The outstanding undisputed fact in this case is that the policy was delivered when the insured was dying of cancer, and that the parties to the transaction — Agent Boyer representing the insurance company and Mrs. Amos representing the insured — had knowledge of his condition. It is therefore misleading to discuss the limitations on the power of a soliciting agent of a life insurance company to waive the conditions of a policy, for no agent of a life insurance company, however highly placed, has power to waive the good health condition in a policy by entering into a collusive arrangement with the insured.

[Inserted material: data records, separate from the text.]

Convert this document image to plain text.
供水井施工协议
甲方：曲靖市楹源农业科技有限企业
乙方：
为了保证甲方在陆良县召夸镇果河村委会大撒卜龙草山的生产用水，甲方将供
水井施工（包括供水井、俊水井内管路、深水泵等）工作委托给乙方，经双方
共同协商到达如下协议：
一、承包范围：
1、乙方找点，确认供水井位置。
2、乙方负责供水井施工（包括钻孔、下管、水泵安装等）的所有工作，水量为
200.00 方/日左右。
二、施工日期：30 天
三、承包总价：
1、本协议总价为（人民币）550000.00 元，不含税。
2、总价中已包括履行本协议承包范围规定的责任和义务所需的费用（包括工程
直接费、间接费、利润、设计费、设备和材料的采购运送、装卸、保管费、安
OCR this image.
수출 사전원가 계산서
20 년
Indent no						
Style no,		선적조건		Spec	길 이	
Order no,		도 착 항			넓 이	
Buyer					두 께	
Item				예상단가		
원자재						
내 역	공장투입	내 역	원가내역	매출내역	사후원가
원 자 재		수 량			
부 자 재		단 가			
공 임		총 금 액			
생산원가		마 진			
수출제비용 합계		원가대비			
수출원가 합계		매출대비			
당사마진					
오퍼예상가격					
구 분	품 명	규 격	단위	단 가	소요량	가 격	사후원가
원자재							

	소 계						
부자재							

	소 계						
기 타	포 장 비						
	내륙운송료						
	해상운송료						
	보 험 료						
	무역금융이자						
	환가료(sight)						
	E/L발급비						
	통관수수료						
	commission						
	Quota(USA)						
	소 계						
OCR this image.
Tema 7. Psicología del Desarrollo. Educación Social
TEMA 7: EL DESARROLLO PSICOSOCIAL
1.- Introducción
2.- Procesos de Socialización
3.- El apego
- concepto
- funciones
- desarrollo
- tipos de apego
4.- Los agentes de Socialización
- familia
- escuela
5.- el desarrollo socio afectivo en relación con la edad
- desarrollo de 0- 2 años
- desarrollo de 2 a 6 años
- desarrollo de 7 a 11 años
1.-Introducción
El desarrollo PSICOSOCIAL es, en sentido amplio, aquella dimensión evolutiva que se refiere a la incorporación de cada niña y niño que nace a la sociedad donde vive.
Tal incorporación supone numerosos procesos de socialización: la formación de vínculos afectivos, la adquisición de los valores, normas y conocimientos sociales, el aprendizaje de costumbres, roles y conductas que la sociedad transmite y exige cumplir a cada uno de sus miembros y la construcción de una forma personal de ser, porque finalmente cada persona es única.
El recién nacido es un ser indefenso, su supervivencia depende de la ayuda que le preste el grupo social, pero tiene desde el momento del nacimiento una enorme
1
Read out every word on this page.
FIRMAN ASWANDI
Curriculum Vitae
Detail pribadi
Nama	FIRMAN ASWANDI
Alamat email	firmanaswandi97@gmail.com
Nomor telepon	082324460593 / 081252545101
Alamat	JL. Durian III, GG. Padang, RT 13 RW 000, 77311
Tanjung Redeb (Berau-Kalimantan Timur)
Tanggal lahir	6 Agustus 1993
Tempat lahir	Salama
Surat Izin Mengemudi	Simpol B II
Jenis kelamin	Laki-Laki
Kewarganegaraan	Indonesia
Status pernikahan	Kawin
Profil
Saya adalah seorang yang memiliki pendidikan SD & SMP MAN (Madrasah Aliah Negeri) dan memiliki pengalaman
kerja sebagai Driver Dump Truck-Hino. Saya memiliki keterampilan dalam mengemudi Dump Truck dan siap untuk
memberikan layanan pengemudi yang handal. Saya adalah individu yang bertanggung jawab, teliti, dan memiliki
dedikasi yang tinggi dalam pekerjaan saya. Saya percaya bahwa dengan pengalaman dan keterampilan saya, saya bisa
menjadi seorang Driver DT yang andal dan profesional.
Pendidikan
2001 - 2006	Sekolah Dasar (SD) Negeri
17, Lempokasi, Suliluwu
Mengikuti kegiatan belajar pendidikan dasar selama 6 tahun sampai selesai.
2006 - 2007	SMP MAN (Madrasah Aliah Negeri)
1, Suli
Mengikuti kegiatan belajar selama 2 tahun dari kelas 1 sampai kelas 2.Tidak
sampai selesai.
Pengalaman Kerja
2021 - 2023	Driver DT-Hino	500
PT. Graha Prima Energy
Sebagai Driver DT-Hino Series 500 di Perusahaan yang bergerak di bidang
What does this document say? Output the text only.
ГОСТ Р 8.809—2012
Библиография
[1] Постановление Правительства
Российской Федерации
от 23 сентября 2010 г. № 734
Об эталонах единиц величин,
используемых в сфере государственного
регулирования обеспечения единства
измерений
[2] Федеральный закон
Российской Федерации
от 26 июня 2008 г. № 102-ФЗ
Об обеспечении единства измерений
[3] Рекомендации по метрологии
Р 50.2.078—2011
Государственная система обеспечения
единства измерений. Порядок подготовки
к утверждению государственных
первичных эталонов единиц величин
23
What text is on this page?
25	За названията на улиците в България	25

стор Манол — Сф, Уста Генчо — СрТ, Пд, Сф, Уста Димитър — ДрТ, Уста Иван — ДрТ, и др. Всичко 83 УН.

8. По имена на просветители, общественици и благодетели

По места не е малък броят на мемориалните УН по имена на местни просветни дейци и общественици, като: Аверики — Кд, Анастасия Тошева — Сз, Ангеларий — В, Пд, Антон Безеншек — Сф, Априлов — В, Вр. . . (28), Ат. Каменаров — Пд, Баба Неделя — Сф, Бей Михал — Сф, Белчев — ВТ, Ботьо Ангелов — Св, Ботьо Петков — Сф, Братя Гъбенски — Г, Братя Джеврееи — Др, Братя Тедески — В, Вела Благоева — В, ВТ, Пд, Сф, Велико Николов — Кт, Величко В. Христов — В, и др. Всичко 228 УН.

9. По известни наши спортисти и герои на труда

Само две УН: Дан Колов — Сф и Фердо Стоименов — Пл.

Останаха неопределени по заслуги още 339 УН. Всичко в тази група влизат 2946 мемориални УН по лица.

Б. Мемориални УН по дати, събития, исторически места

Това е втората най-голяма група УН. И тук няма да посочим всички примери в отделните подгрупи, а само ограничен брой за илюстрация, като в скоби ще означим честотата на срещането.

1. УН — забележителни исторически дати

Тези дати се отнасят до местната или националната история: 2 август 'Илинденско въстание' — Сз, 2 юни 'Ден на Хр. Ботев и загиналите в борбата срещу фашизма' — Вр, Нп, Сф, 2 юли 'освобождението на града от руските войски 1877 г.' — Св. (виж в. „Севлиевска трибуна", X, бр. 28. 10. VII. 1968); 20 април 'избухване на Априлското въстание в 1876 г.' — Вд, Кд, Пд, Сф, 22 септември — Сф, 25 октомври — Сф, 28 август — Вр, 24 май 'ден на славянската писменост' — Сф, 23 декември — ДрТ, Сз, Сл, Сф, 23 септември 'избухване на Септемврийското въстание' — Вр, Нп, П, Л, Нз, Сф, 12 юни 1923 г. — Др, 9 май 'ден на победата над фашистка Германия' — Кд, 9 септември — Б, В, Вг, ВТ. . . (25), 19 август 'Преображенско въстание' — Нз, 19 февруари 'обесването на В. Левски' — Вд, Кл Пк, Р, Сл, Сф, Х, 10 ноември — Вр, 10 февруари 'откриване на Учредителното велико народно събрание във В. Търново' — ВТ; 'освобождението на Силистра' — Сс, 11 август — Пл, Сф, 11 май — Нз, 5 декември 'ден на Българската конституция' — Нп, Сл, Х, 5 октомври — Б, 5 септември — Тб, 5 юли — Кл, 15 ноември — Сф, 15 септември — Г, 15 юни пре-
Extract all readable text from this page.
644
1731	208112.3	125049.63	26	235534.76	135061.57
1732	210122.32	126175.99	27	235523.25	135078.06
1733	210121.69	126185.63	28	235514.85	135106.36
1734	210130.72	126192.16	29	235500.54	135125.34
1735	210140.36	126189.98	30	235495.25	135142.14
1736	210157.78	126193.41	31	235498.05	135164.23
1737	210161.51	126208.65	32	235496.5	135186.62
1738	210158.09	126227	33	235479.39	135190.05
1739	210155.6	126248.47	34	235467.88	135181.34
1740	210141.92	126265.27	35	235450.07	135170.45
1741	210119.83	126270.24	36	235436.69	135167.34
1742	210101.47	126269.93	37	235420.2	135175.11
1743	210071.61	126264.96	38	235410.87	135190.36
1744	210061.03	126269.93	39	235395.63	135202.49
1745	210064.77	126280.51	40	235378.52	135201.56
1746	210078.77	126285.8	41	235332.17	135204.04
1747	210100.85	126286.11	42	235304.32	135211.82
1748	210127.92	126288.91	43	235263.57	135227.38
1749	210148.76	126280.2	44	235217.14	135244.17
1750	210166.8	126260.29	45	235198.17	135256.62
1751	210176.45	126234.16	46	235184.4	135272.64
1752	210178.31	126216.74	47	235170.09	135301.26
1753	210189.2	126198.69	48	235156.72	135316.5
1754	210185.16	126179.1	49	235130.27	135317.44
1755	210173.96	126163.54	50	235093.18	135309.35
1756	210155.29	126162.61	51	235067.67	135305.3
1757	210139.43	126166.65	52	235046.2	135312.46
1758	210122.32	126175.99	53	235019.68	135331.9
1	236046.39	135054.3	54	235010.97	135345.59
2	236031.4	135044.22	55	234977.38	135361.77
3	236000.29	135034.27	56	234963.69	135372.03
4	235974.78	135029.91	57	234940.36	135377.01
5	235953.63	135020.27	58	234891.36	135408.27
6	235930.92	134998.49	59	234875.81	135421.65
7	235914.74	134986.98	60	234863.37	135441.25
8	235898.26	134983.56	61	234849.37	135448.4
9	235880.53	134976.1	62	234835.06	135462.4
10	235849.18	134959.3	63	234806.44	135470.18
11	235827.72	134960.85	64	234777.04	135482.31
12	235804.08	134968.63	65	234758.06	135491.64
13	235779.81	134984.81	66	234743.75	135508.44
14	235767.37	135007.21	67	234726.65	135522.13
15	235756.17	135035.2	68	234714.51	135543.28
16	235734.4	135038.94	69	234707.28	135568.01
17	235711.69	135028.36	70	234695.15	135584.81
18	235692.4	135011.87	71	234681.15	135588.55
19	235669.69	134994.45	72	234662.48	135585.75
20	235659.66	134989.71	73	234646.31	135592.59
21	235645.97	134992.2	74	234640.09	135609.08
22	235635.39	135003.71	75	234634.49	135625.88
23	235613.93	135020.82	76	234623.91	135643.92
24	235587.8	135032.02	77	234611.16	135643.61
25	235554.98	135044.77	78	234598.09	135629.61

Globe Reserve Mutual Life Ins. Co. v. Duffy, 76 Md. 293, 300, 25 A. 227; Stiegler v. Eureka Life Ins. Co., 146 Md. 629, 637, 638, 127 A. 397; Eureka-Maryland Assurance Corp. v. Scalco, 158 Md. 73, 148 A. 267; Aetna Life Ins. Co. v. Routon, 207 Ark. 132, 133, 179 S.W.2d 862; Gardner v. North State Mut. Life Ins. Co., 163 N.C. 367, 378, 79 S.E. 806, 48 L.R.A.,N.S., 714.